Don’t just think of the bank you already use. Look out for banks that are heavily promoting their business banking credentials at the moment, or have special offers on.

Whoever you apply to will ask for trading records, directors’ information (if you are a limited company) and will run a credit check on your business.

Be prepared for loan covenants

Some banks may insist on a covenant to cover their loan. That’s a series of terms you must adhere to, or they will demand immediate repayment of the loan.

Typically these are common sense conditions such as maintaining a certain level of insurance, keeping any capital purchases you used the loan for, and ensuring a good cash flow.

Use the CAMPARI checklist

Finally, here’s a good checklist to ensure you have covered everything before your appointment with the bank.
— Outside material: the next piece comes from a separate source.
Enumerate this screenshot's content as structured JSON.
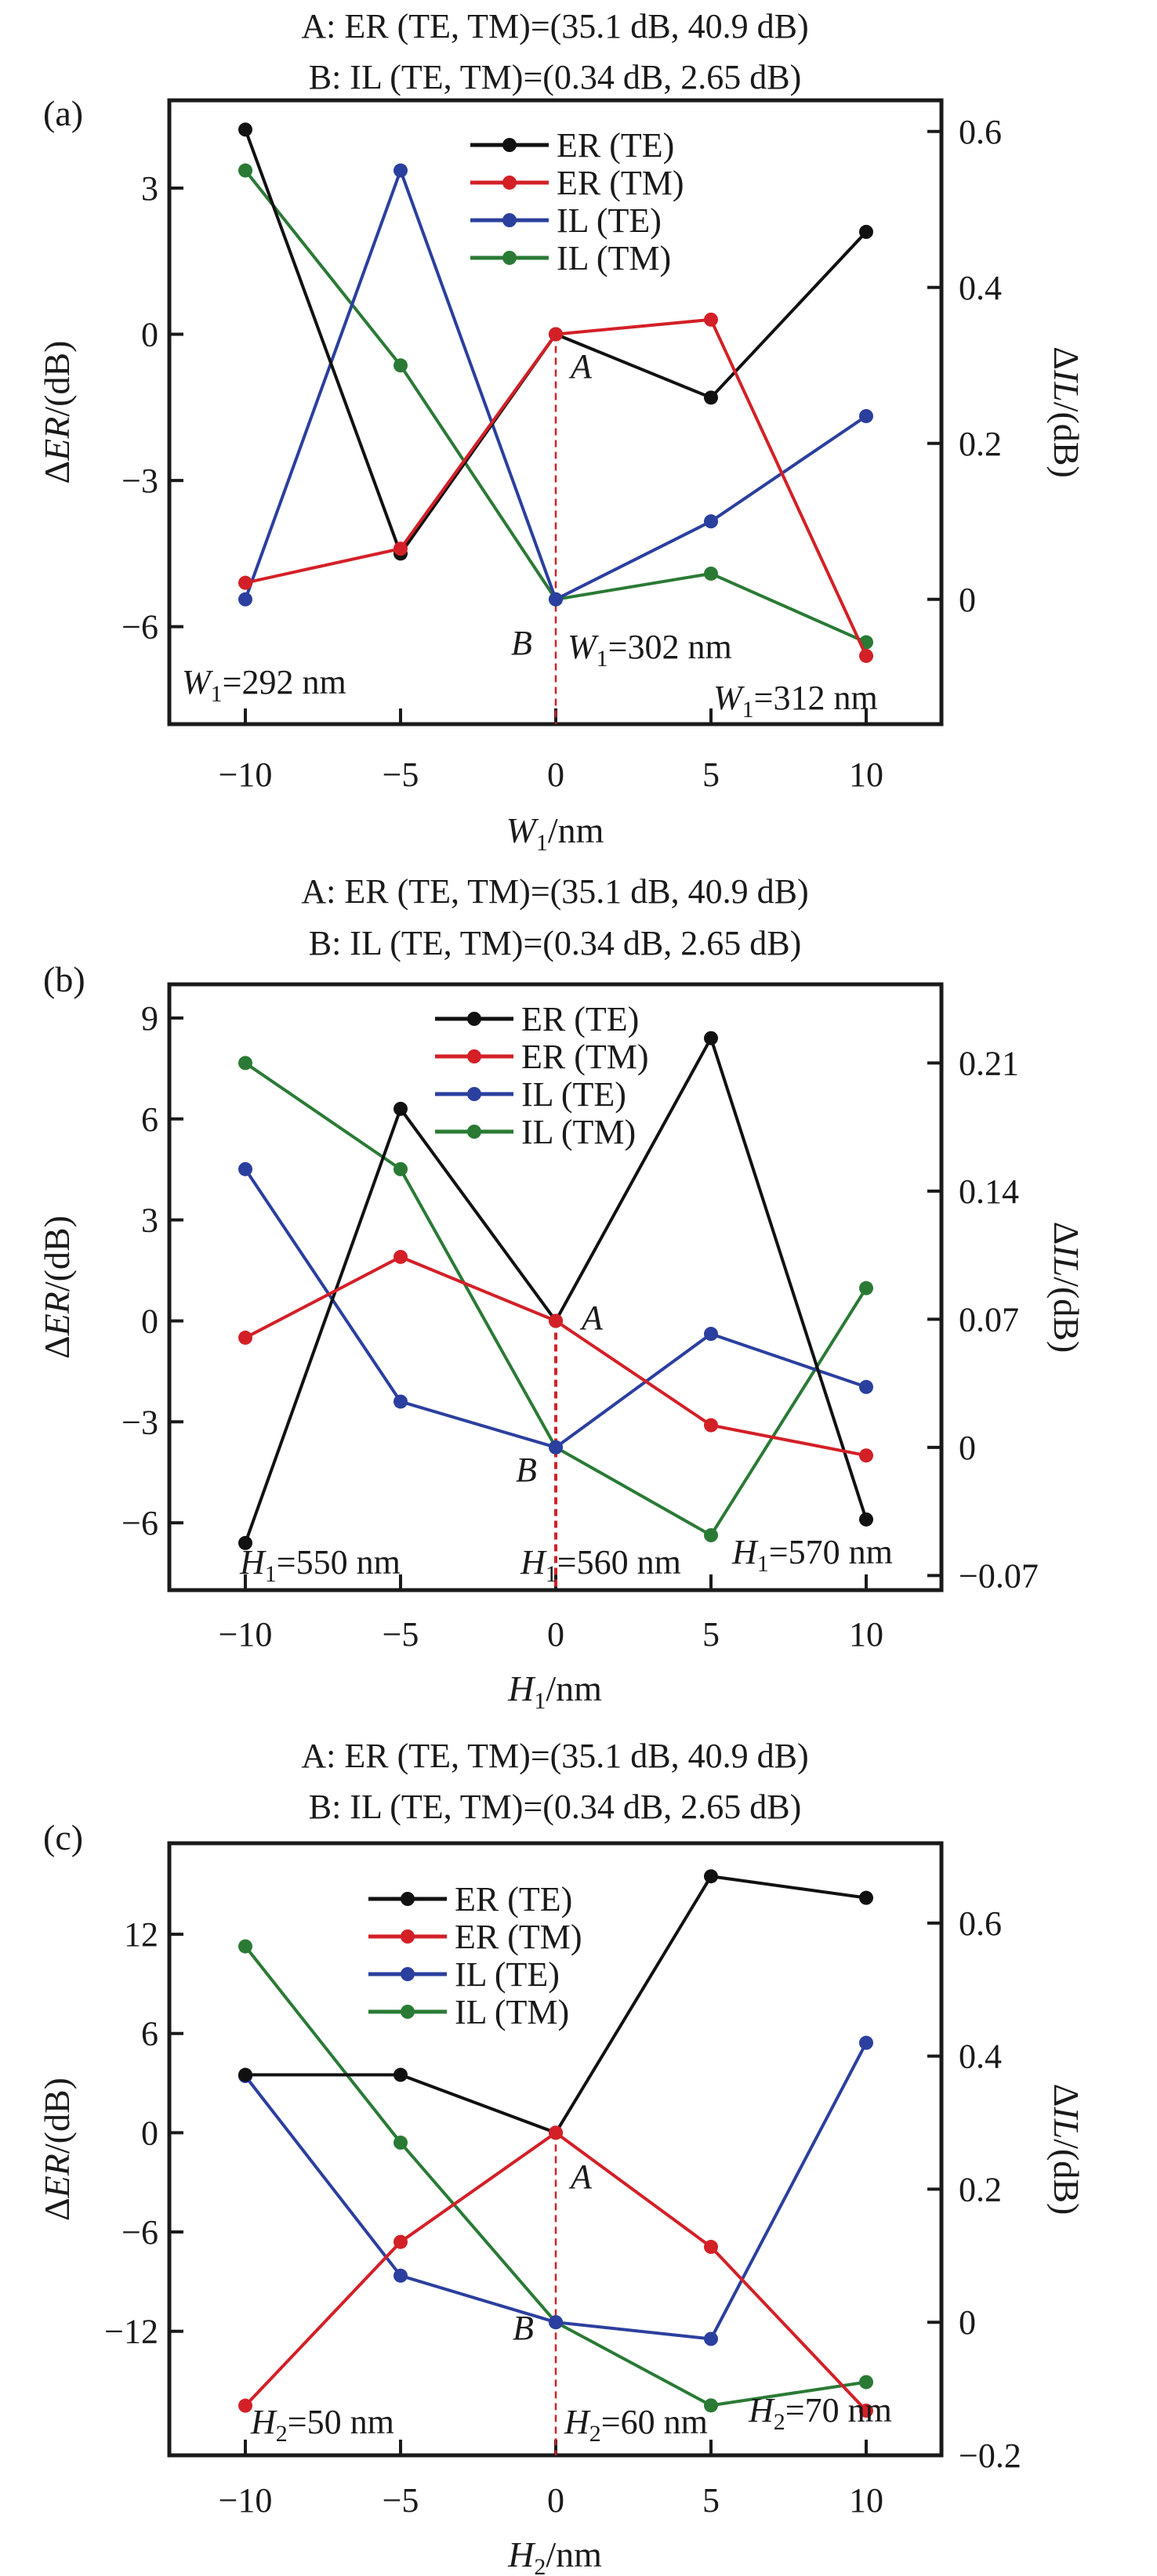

Some bankers use the drink “CAMPARI” for their list of requirements;

Character: Show you are a competent business leader with a good trading history in that sector and a sound management team

Ability: Show you will be able to repay the money

Means: Demonstrate you have the means and resources to run the business in a way the bank approves

Purpose: Be clear what the money is for and that you have thought it through

Amount: Demonstrate why you need that cash and how it will be spent

Repayment: Forecast your cash flow to show you can meet repayments

Insurance: Show you have removed risk from your business by taking adequate insurance to cover anything that could go wrong.